Methods of procurement
Finance has changed the terms used in the CPGs to describe methods of procurement, from "select tender" to "pre-qualified tender" and "direct source" to "limited tender". The term "open tender" remains unchanged. The new terms are also defined in more detail and align with the emphasis on value for money and "economical" use of Commonwealth resources.
The methods of procurement have been moved from Division 2 of the CPGs to Division 1 of the CPRs as have the paragraphs relating to estimating the value of a procurement.
CPRs as mandatory requirements
In the CPGs, the distinction between mandatory provisions and better practice guidelines was not always clear. Some Agencies incorrectly assumed that discretion was permitted when applying the CPGs. The new emphasis is on procurement procedures as rules, both in the name of the CPRs and language in the document.

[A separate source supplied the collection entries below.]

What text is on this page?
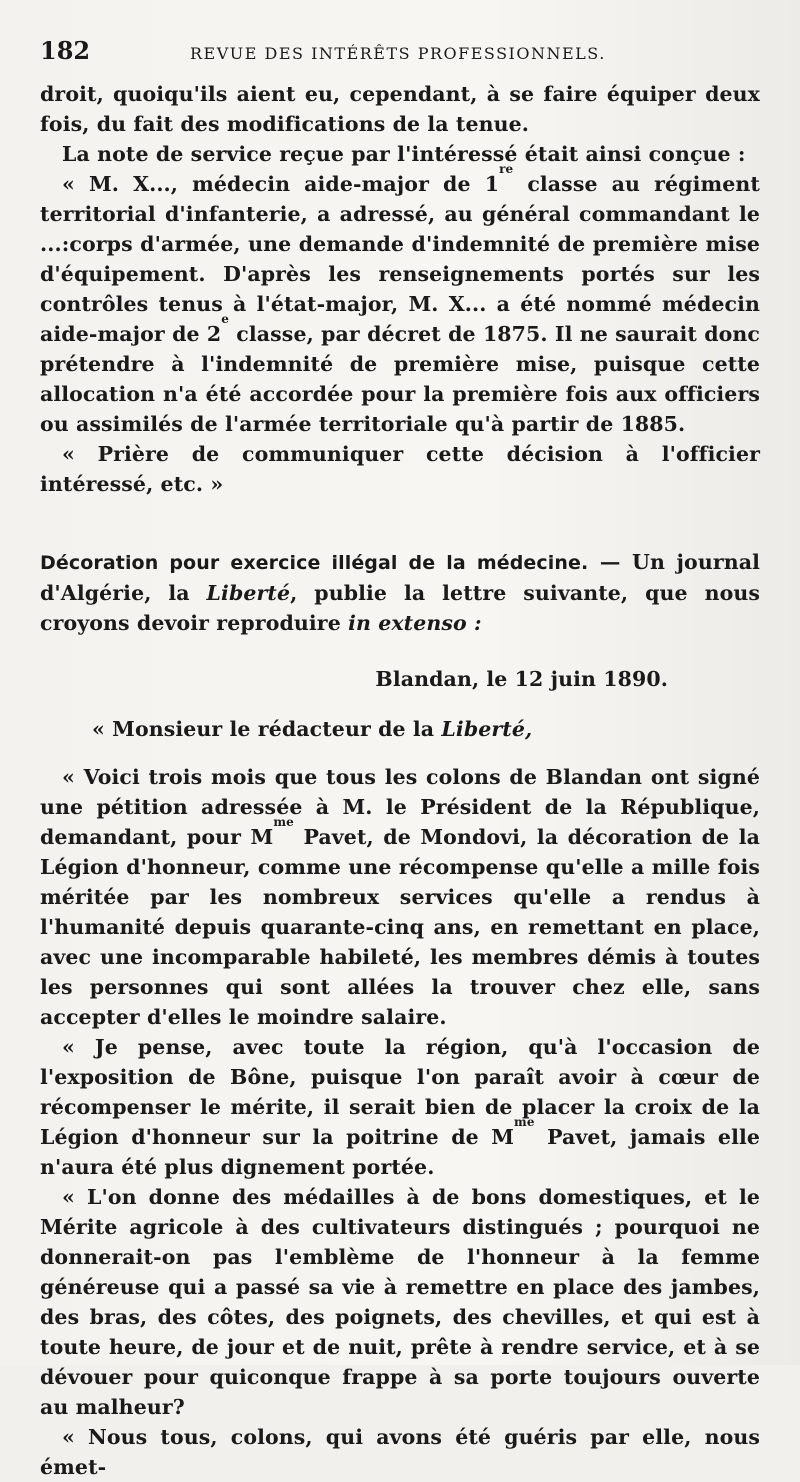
182	REVUE DES INTÉRÊTS PROFESSIONNELS.

droit, quoiqu'ils aient eu, cependant, à se faire équiper deux fois, du fait des modifications de la tenue.

La note de service reçue par l'intéressé était ainsi conçue :

« M. X..., médecin aide-major de 1re classe au régiment territorial d'infanterie, a adressé, au général commandant le ...:corps d'armée, une demande d'indemnité de première mise d'équipement. D'après les renseignements portés sur les contrôles tenus à l'état-major, M. X... a été nommé médecin aide-major de 2e classe, par décret de 1875. Il ne saurait donc prétendre à l'indemnité de première mise, puisque cette allocation n'a été accordée pour la première fois aux officiers ou assimilés de l'armée territoriale qu'à partir de 1885.

« Prière de communiquer cette décision à l'officier intéressé, etc. »

Décoration pour exercice illégal de la médecine. — Un journal d'Algérie, la Liberté, publie la lettre suivante, que nous croyons devoir reproduire in extenso :

Blandan, le 12 juin 1890.

« Monsieur le rédacteur de la Liberté,

« Voici trois mois que tous les colons de Blandan ont signé une pétition adressée à M. le Président de la République, demandant, pour $M^{me}$ Pavet, de Mondovi, la décoration de la Légion d'honneur, comme une récompense qu'elle a mille fois méritée par les nombreux services qu'elle a rendus à l'humanité depuis quarante-cinq ans, en remettant en place, avec une incomparable habileté, les membres démis à toutes les personnes qui sont allées la trouver chez elle, sans accepter d'elles le moindre salaire.

« Je pense, avec toute la région, qu'à l'occasion de l'exposition de Bône, puisque l'on paraît avoir à cœur de récompenser le mérite, il serait bien de placer la croix de la Légion d'honneur sur la poitrine de $M^{me}$ Pavet, jamais elle n'aura été plus dignement portée.

« L'on donne des médailles à de bons domestiques, et le Mérite agricole à des cultivateurs distingués ; pourquoi ne donnerait-on pas l'emblème de l'honneur à la femme généreuse qui a passé sa vie à remettre en place des jambes, des bras, des côtes, des poignets, des chevilles, et qui est à toute heure, de jour et de nuit, prête à rendre service, et à se dévouer pour quiconque frappe à sa porte toujours ouverte au malheur?

« Nous tous, colons, qui avons été guéris par elle, nous émet-
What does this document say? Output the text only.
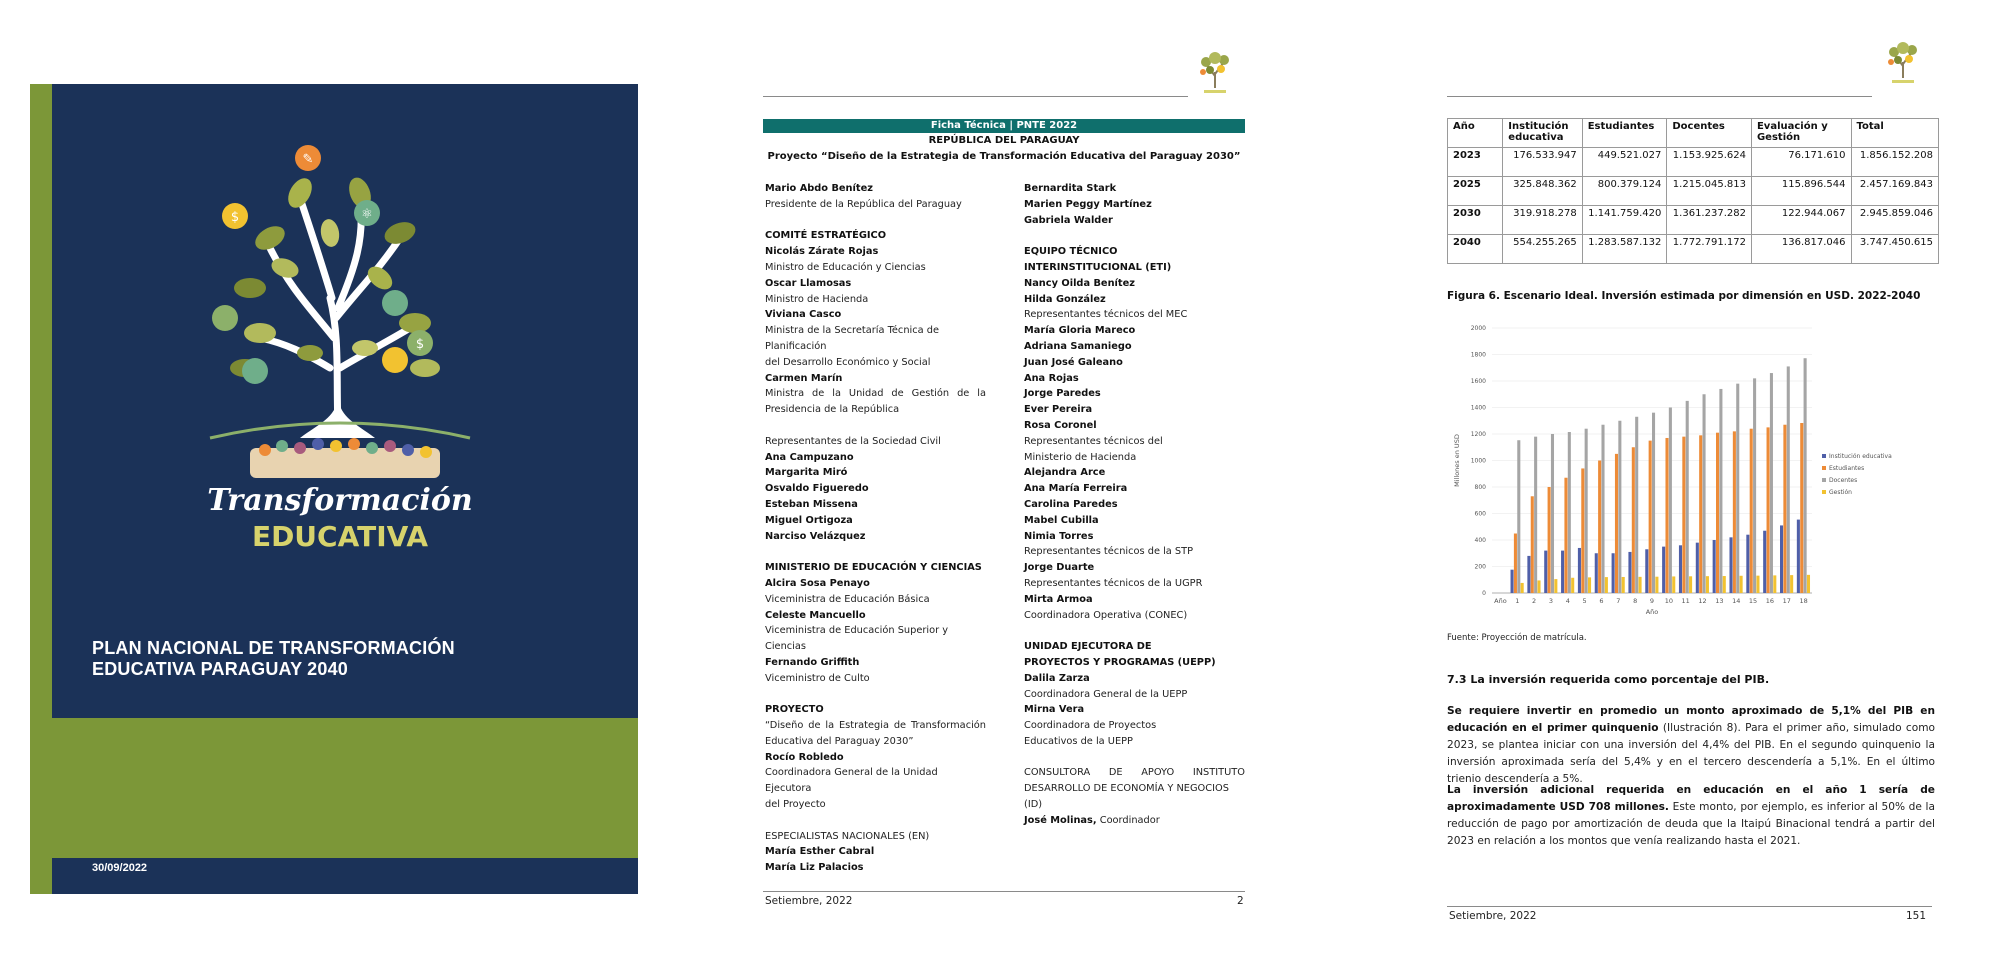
✎
$	⚛
$
Transformación
EDUCATIVA
PLAN NACIONAL DE TRANSFORMACIÓN
EDUCATIVA PARAGUAY 2040
30/09/2022
Ficha Técnica | PNTE 2022
REPÚBLICA DEL PARAGUAY
Proyecto “Diseño de la Estrategia de Transformación Educativa del Paraguay 2030”
Mario Abdo Benítez
Presidente de la República del Paraguay
COMITÉ ESTRATÉGICO
Nicolás Zárate Rojas
Ministro de Educación y Ciencias
Oscar Llamosas
Ministro de Hacienda
Viviana Casco
Ministra de la Secretaría Técnica de Planificación
del Desarrollo Económico y Social
Carmen Marín
Ministra de la Unidad de Gestión de la
Presidencia de la República
Representantes de la Sociedad Civil
Ana Campuzano
Margarita Miró
Osvaldo Figueredo
Esteban Missena
Miguel Ortigoza
Narciso Velázquez
MINISTERIO DE EDUCACIÓN Y CIENCIAS
Alcira Sosa Penayo
Viceministra de Educación Básica
Celeste Mancuello
Viceministra de Educación Superior y Ciencias
Fernando Griffith
Viceministro de Culto
PROYECTO
“Diseño de la Estrategia de Transformación
Educativa del Paraguay 2030”
Rocío Robledo
Coordinadora General de la Unidad Ejecutora
del Proyecto
ESPECIALISTAS NACIONALES (EN)
María Esther Cabral
María Liz Palacios
Bernardita Stark
Marien Peggy Martínez
Gabriela Walder
EQUIPO TÉCNICO
INTERINSTITUCIONAL (ETI)
Nancy Oilda Benítez
Hilda González
Representantes técnicos del MEC
María Gloria Mareco
Adriana Samaniego
Juan José Galeano
Ana Rojas
Jorge Paredes
Ever Pereira
Rosa Coronel
Representantes técnicos del
Ministerio de Hacienda
Alejandra Arce
Ana María Ferreira
Carolina Paredes
Mabel Cubilla
Nimia Torres
Representantes técnicos de la STP
Jorge Duarte
Representantes técnicos de la UGPR
Mirta Armoa
Coordinadora Operativa (CONEC)
UNIDAD EJECUTORA DE
PROYECTOS Y PROGRAMAS (UEPP)
Dalila Zarza
Coordinadora General de la UEPP
Mirna Vera
Coordinadora de Proyectos
Educativos de la UEPP
CONSULTORA DE APOYO INSTITUTO
DESARROLLO DE ECONOMÍA Y NEGOCIOS (ID)
José Molinas, Coordinador
Setiembre, 2022	2
Año	Institución educativa	Estudiantes	Docentes	Evaluación y Gestión	Total
2023	176.533.947	449.521.027	1.153.925.624	76.171.610	1.856.152.208
2025	325.848.362	800.379.124	1.215.045.813	115.896.544	2.457.169.843
2030	319.918.278	1.141.759.420	1.361.237.282	122.944.067	2.945.859.046
2040	554.255.265	1.283.587.132	1.772.791.172	136.817.046	3.747.450.615
Figura 6. Escenario Ideal. Inversión estimada por dimensión en USD. 2022-2040
0
200
400
600
800
1000
1200
1400
1600
1800
2000
Año 1 2 3 4 5 6 7 8 9 10 11 12 13 14 15 16 17 18
Año
Millones en USD	Institución educativa
Estudiantes
Docentes
Gestión
Fuente: Proyección de matrícula.
7.3 La inversión requerida como porcentaje del PIB.
Se requiere invertir en promedio un monto aproximado de 5,1% del PIB en educación en el primer quinquenio (Ilustración 8). Para el primer año, simulado como 2023, se plantea iniciar con una inversión del 4,4% del PIB. En el segundo quinquenio la inversión aproximada sería del 5,4% y en el tercero descendería a 5,1%. En el último trienio descendería a 5%.
La inversión adicional requerida en educación en el año 1 sería de aproximadamente USD 708 millones. Este monto, por ejemplo, es inferior al 50% de la reducción de pago por amortización de deuda que la Itaipú Binacional tendrá a partir del 2023 en relación a los montos que venía realizando hasta el 2021.
Setiembre, 2022	151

Under the CPRs, AusTender must be used to publish "open tenders" and, to the extent practicable, make request documentation available.

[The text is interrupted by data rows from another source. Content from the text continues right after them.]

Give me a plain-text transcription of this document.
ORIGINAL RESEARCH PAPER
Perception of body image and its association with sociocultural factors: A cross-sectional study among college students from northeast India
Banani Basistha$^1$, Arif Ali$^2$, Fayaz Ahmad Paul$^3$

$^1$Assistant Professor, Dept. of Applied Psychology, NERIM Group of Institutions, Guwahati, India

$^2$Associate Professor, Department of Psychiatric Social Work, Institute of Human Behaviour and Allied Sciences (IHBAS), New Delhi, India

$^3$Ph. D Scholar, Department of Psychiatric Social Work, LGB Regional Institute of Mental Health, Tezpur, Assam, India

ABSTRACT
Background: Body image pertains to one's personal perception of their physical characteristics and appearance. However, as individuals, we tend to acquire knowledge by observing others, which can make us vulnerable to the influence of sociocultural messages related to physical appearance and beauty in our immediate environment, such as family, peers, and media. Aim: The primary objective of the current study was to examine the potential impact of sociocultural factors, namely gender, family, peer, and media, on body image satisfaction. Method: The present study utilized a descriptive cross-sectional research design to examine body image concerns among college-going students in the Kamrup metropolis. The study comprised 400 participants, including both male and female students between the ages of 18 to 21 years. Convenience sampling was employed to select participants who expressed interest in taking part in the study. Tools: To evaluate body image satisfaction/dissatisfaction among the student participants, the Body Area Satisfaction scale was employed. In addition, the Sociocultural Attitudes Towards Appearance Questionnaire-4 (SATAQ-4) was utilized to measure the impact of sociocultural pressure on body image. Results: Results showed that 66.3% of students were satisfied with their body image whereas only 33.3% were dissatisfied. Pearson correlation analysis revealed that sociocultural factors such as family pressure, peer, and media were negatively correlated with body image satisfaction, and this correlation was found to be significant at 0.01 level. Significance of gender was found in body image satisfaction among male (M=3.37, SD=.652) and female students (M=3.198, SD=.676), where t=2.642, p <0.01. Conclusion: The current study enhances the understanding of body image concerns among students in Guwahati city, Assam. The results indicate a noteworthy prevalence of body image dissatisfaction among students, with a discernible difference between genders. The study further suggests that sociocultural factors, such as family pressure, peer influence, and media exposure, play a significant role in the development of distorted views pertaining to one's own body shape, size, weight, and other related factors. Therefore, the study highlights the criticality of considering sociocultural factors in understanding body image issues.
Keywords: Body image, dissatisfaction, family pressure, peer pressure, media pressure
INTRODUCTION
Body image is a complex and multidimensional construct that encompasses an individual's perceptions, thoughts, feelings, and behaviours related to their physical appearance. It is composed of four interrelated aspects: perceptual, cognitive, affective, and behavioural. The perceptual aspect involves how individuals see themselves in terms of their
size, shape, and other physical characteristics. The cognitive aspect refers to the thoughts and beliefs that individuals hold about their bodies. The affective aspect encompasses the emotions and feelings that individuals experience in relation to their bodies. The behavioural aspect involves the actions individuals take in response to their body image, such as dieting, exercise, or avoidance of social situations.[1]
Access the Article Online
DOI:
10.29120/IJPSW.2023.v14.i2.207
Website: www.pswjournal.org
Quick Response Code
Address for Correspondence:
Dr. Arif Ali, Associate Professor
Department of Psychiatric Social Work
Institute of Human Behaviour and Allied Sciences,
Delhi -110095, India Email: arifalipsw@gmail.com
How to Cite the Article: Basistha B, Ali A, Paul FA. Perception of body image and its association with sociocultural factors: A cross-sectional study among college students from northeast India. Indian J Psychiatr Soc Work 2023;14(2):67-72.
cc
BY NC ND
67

Officials must maintain appropriate documentation for each procurement and retain that documentation in accordance with the Archives Act. Agencies must have appropriate documentation with the supplier (such as a contract).

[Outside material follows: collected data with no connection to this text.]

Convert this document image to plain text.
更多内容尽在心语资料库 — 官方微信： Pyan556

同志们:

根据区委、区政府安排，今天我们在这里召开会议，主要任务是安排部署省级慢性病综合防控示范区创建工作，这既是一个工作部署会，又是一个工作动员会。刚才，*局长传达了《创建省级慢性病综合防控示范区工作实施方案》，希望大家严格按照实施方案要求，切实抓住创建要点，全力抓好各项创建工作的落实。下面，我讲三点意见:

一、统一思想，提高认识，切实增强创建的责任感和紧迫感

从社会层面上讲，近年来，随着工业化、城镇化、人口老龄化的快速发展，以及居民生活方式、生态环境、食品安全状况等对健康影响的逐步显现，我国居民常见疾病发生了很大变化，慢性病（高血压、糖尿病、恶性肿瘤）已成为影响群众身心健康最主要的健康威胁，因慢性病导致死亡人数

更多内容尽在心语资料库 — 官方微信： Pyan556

All contracts and amendments must be reported on AusTender within 42days of entering into (or amending) contracts if they are valued in excess of $10,000 for FMA Act Agencies. All standing offers, regardless of value, must be reported.
All tender submissions must be kept confidential and contracts will specify what is confidential. Agencies must have a risk register for all procurements.
Division2 addresses the rules for a "limited tender" (previously direct source). Paragraph10.3 of the CPRs specifies the only circumstances where a limited tender can be used. These are the same as the circumstances in the CPGs.
Paragraph10.5 of the CPRs outlines the records required to support a decision to utilise a "limited tender". Importantly, the record must demonstrate how the procurement represented value for money.
The CPRs importantly specify that the request documentation "must include a complete description of the procurement, the conditions for participation, the minimum form and content requirements and all evaluation criteria (paragraph10.6 of the CPRs). Thus, it will not be possible to hide evaluation criteria or develop criteria during the evaluation process.
This is supported by the requirement in paragraph10.8 of the CPRs that Agencies must ensure that tenderers are dealt with fairly and in a non‑discriminatory manner.
Modification of evaluation criteria or specifications
Further, if an Agency varies the evaluation criteria or specifications set out in the request documentation, the Agency must transmit all modifications to all potential tenderers participating at the time and allow them an adequate time to respond (paragraph10.12 of the CPRs).
The CPRs also include more detailed and clearer guidance on key areas of procurement. There is now a "how to use the CPRs" section and more detailed guidance on assessing value for money and more clarity on the reporting requirements.
What are your responsibilities?
The CPRs clarify responsibilities for officials performing duties in relation to procurement. Officials need to comply with the mandatory procurement requirements and thus should familiarise themselves with the requirements in the CPRs.
Internal agency procurement documentation (ie. Chief Executive Instructions and other operational guidance), any agency-specific procurement templates, and internal agency procurement training will need to be updated.
The shift in emphasis from guidelines to rules suggests that the Australian Government is serious about maintaining its reputation as a "respected, transparent and accountable procurer." As a result, Agencies and officials must adhere to the rules in the new CPRs for all Agency procurements.